Pistol’d always gotten the impression his dad had been a decent husband. Certainly he’d been a decent father. He just hadn’t known what to do about Pistol’s mom’s drug addiction. No one had. And he’d chosen to go out and play poker with his buddies rather than stay at home and protect Pistol from his mom’s tirades.
Deion cleared his throat. “Kong’s gotta get you out of there, man. We all gotta find a way to cut ties with Smith’s men. Smith called Kong last night, you know.”
“What?”
“Yep. Told Kong he needed to borrow a couple of our guys for a pickup.”
“And Kong said yes?”
Deion didn’t answer.
“Christ. Smith really is leading us all by the dicks, isn’t he?”
“We’ll find a way. Kong’s as tough as they come.”
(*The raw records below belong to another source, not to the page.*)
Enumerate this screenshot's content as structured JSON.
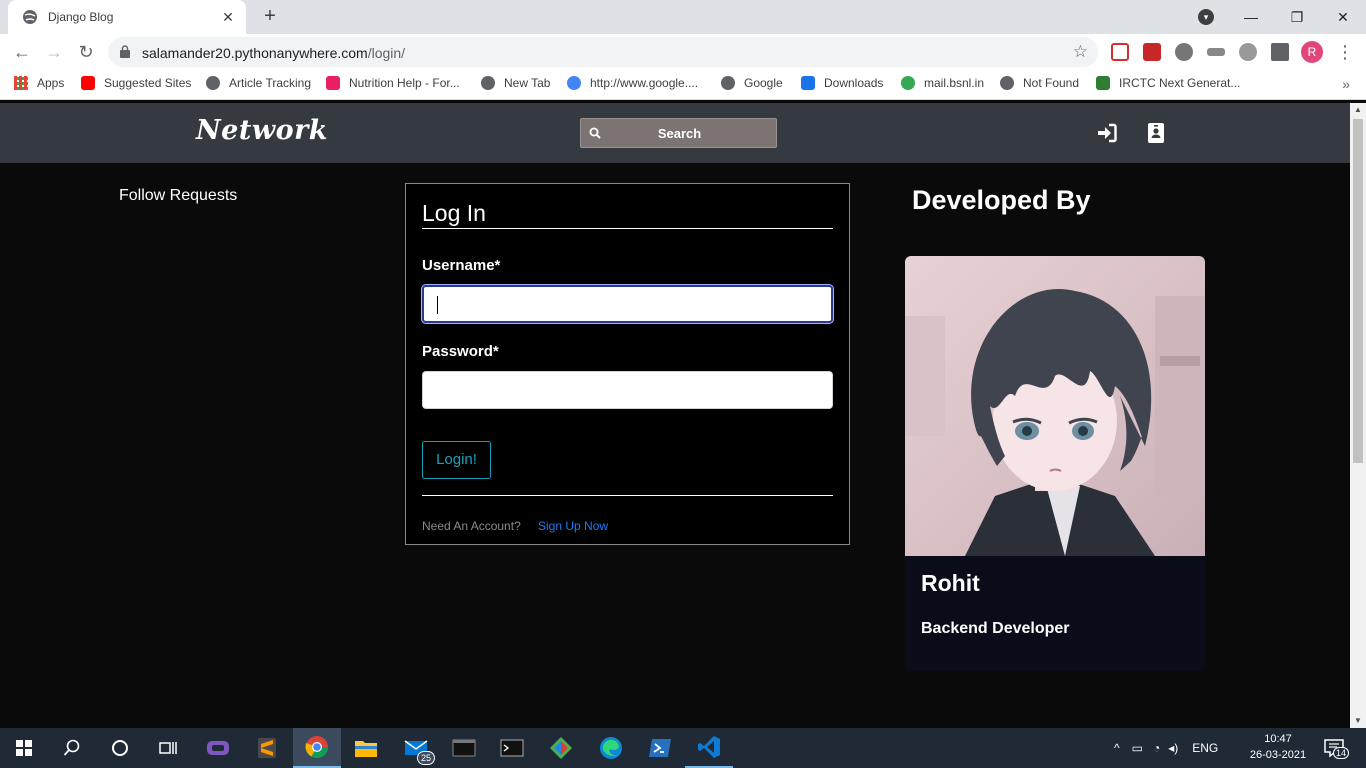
{
  "browser": {
    "tab_title": "Django Blog",
    "tab_close": "✕",
    "new_tab": "+",
    "url_host": "salamander20.pythonanywhere.com",
    "url_path": "/login/",
    "avatar_letter": "R",
    "bookmarks": [
      {
        "label": "Apps",
        "icon": "apps-grid-icon",
        "color": "#ea4335"
      },
      {
        "label": "Suggested Sites",
        "icon": "youtube-icon",
        "color": "#ff0000"
      },
      {
        "label": "Article Tracking",
        "icon": "globe-icon",
        "color": "#5f6368"
      },
      {
        "label": "Nutrition Help - For...",
        "icon": "nutrition-icon",
        "color": "#e91e63"
      },
      {
        "label": "New Tab",
        "icon": "globe-icon",
        "color": "#5f6368"
      },
      {
        "label": "http://www.google....",
        "icon": "google-icon",
        "color": "#4285f4"
      },
      {
        "label": "Google",
        "icon": "globe-icon",
        "color": "#5f6368"
      },
      {
        "label": "Downloads",
        "icon": "download-icon",
        "color": "#1a73e8"
      },
      {
        "label": "mail.bsnl.in",
        "icon": "bsnl-icon",
        "color": "#34a853"
      },
      {
        "label": "Not Found",
        "icon": "globe-icon",
        "color": "#5f6368"
      },
      {
        "label": "IRCTC Next Generat...",
        "icon": "irctc-icon",
        "color": "#2e7d32"
      }
    ]
  },
  "site": {
    "brand": "Network",
    "search_placeholder": "Search",
    "login_icon": "sign-in-icon",
    "register_icon": "id-badge-icon"
  },
  "sidebar": {
    "follow_requests": "Follow Requests"
  },
  "login": {
    "title": "Log In",
    "username_label": "Username*",
    "username_value": "",
    "password_label": "Password*",
    "password_value": "",
    "submit": "Login!",
    "need_account": "Need An Account?",
    "signup_link": "Sign Up Now"
  },
  "developer": {
    "heading": "Developed By",
    "name": "Rohit",
    "role": "Backend Developer"
  },
  "taskbar": {
    "mail_badge": "25",
    "language": "ENG",
    "time": "10:47",
    "date": "26-03-2021",
    "notification_count": "14"
  },
  "colors": {
    "navbar": "#343a40",
    "page_bg": "#0a0a0a",
    "login_button": "#17a2b8",
    "signup_link": "#1e7bf2"
  }
}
Pistol wasn’t sure he believed that anymore. “Yeah. Let’s hope sooner rather than later.”
Chapter Fourteen
There was nothing romantic about married life.
Nothing.
Pistol left his socks on the floor. He kicked the covers to the floor each night, leaving Katrin shivering on her half of the bed. When it was his night to cook, he brought home takeout — either from the crappy Chinese place on 4th Street, or burritos from the Mexican joint notorious for its food poisoning potential. She, on the other hand, tried to keep the house tidy and cook healthy but low-labor meals — without actually doing too much work. If she did too much work, it would send the message to Pistol that it was okay for him to abandon his own duties, because she’d pick up the slack. But it was difficult to watch the dishes pile in the sink, to watch the floor of their bedroom become progressively littered in dirty clothes, to watch Pistol slurp down multiple bowls of her homemade chili when she’d picked an unidentified hair out of her takeout burrito the previous night.
And the thing was, she wasn’t sure whether Pistol was actually a slob, or whether he did this stuff to get on her nerves. Maybe he resented her. Maybe he was steadfastly avoiding anything that might be termed a workable partnership. She knew she sometimes caught herself glaring at him, hoping he’d notice, hoping he’d say something. Katrin had never raised her voice to anyone in her life, but sometimes, around Pistol, she found herself itching for an argument.
Katrin settled into an uneasy routine. Days while Pistol was at work, she’d get online and obsessively look up information on the U.S.-Mexico drug trade. She was never sure whether the information she got was accurate or what she planned to do with what she learned, but she wanted to know all she could. She found Reddit threads designed for people who suspected a loved one might be involved in illicit activity. Hotlines you could call. But she never called the numbers or posted in the forums. She never felt any closer to understanding why or how her dad had gotten involved in this shit.
He was a good man. He used to love me. I know he did.
Eventually she knew she had to give up trying to understand and focus on utilizing what few resources she had. She set up a new email address and linked it to a PayPal account, then started doing freelance medical transcription and copyediting. It gave her something to pass the time, and ensured she wasn’t completely financially dependent on her father or Pistol.
Pistol, who was going out for rides every few nights. Not saying where he was going or when he was coming home. Pistol, who could suddenly afford new gadgets and toys for his bike.